Les communautés vivant sur des hautes terres sont
volontiers caractérisées par leur forte identité, par
l'attachement à leur terroir et à leurs coutumes, par des formes
de culture variées et profondément marquées par les
montagnes. Quelle symbolique peut-on voir derrière le rapport des
sociétés à leur milieux montagnards ? Nous attacher
à ce rapport métaphysique entre les communautés
montagnardes et leurs reliefs contribue certainement à mieux comprendre
les dynamiques paysagères des hautes terres d'Afrique de l'Ouest et
d'Afrique Centrale.
« Qu'une société africaine soit
organiquement attachée à son terroir n'a rien de très
commun. » (Morin, S., 1996). Par exemple, les populations du Fouta-Djalon
ou celles des Monts Mandara sont attachées à leur terre, celle de
leur clan, de leur famille, ou de leur lignage. Mais de quelle nature est le
rapport des peuls musulmans à leurs hauts plateaux1, et quel
est le rapport des Kapiskis animistes à leurs inselbergs
granitiques2 ? Peut-on rapprocher les systèmes de
représentations que véhiculent ces liens avec la montagne?
Pour cela, il suffit de se plonger dans les facettes
culturelles de chaque communauté, auxquelles elles s'identifient et
qu'elles construisent au fil des générations et des contextes
locaux, pour s'apercevoir que les rapports des hommes à leur
environnement présentent des aspects multiples et contrastés. Et
cela, même si parfois, en fonction des aires géographiques, il est
possible de distinguer un fond socioculturel commun.

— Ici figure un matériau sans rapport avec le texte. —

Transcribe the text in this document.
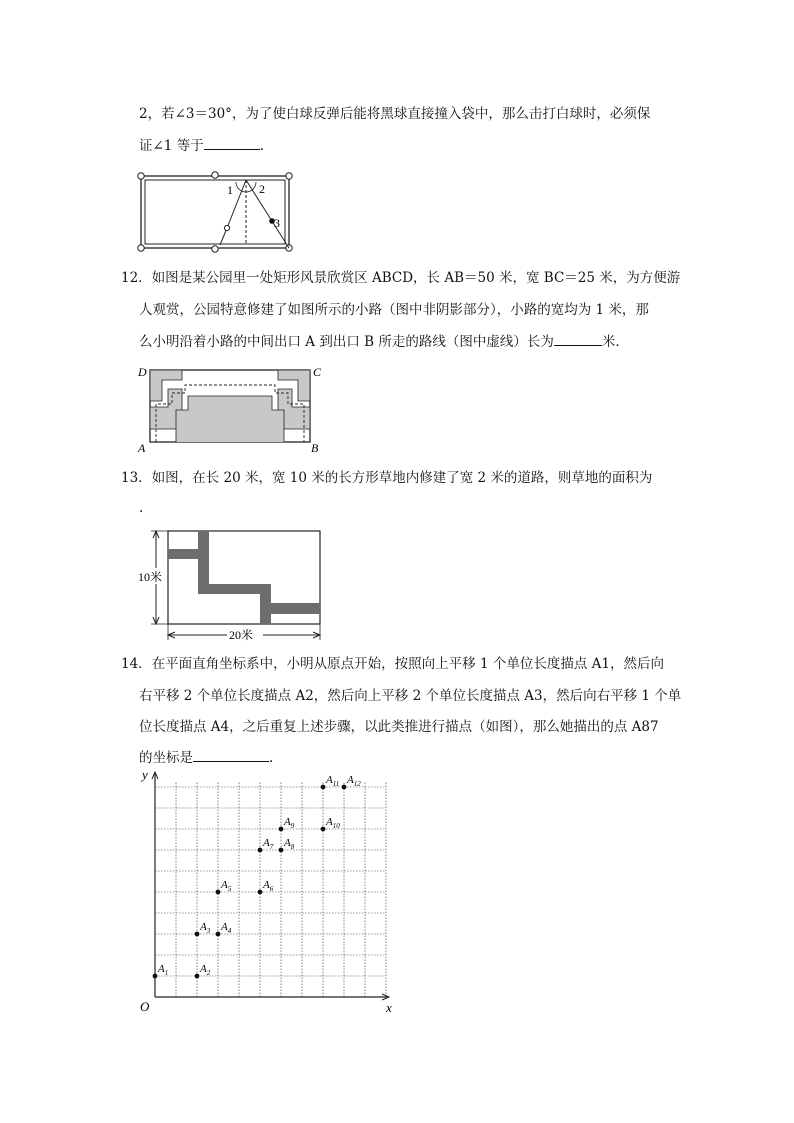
2，若∠3＝30°，为了使白球反弹后能将黑球直接撞入袋中，那么击打白球时，必须保
证∠1 等于	.
1 2
3
12．如图是某公园里一处矩形风景欣赏区 ABCD，长 AB＝50 米，宽 BC＝25 米，为方便游
人观赏，公园特意修建了如图所示的小路（图中非阴影部分），小路的宽均为 1 米，那
么小明沿着小路的中间出口 A 到出口 B 所走的路线（图中虚线）长为	米．
D	C
A	B
13．如图，在长 20 米，宽 10 米的长方形草地内修建了宽 2 米的道路，则草地的面积为
.
10米
20米
14．在平面直角坐标系中，小明从原点开始，按照向上平移 1 个单位长度描点 A1，然后向
右平移 2 个单位长度描点 A2，然后向上平移 2 个单位长度描点 A3，然后向右平移 1 个单
位长度描点 A4，之后重复上述步骤，以此类推进行描点（如图），那么她描出的点 A87
的坐标是	.
x
y
O
$A_1$	$A_2$
$A_3$ $A_4$
$A_5$	$A_6$
$A_7$ $A_8$
$A_9$	$A_{10}$
$A_{11}$ $A_{12}$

Nous ne pourrons ici aborder la totalité de ces
éventails culturels, compte tenu du large terrain d'étude et du
grand nombre de communautés qu'il regroupe. Il s'agit de saisir
l'importance du fait montagnard sur les représentations des
individus.
La relation des hommes à leur milieu biophysique est
rarement matérialiste et fonctionnelle. Au-delà de
l'économique et du technique, l'environnement montagnard et son
influence sur l'organisation spatiale des activités est perçu et
interprété de manière imagée, symbolique, comme
nous le montre Morin S. au sujet des sociétés de la dorsale
camerounaise. Dans un essai de généralisation3,
l'auteur met en
1 voir illustration de la première partie
(présentation)
2 voir illustration de la deuxième partie
(présentation)
3 « [...]même si toute tentative de
généralisation doit être menée avec
précaution. » (Morin, S., 1996)
évidence des faisceaux culturels communs entre les
sociétés et constate que certains sont fortement marqués
par les milieux montagnards.
En ce qui concerne le rapport à la terre ou au
terroir, toutes les communautés vouent un attachement à leur
montagne bien plus que symbolique, même si celui-ci varie en fonction des
ethnies. Morin, S., le qualifie d'organique, à l'image de la chefferie
dans les Grassfields qui est « la traduction spatiale des structures
sociales et des représentations propres aux habitants [...]. Ainsi, pour
tous, la terre, c'est d'abord la montagne, le pays habité par une
association de villages et de clans. Il existe une relation existentielle des
sociétés montagnardes à leur milieu, et un attachement
viscéral des populations à leur terroir et à leur village
» -en somme, à leur territoire-. « Seul le massif est
perçu par le montagnard comme sa vraie patrie » (Seignobos, C.,
1982) .
On retrouve ce sentiment chez les migrants. Malgré
leur exode vers la plaine ou la ville, ils restent imprégnés de
leurs croyances vis à vis de la montagne d'origine. En pays
Bamiléké se préserve et se cultive l'adhésion
à un idéal commun : la valorisation de la chefferie d'origine,
où l'on doit construire et investir, car le Bamiléké est
mis en contact avec ses ancêtres dès sa naissance, et à sa
mort, il y sera définitivement remis à sa terre (voir note 17)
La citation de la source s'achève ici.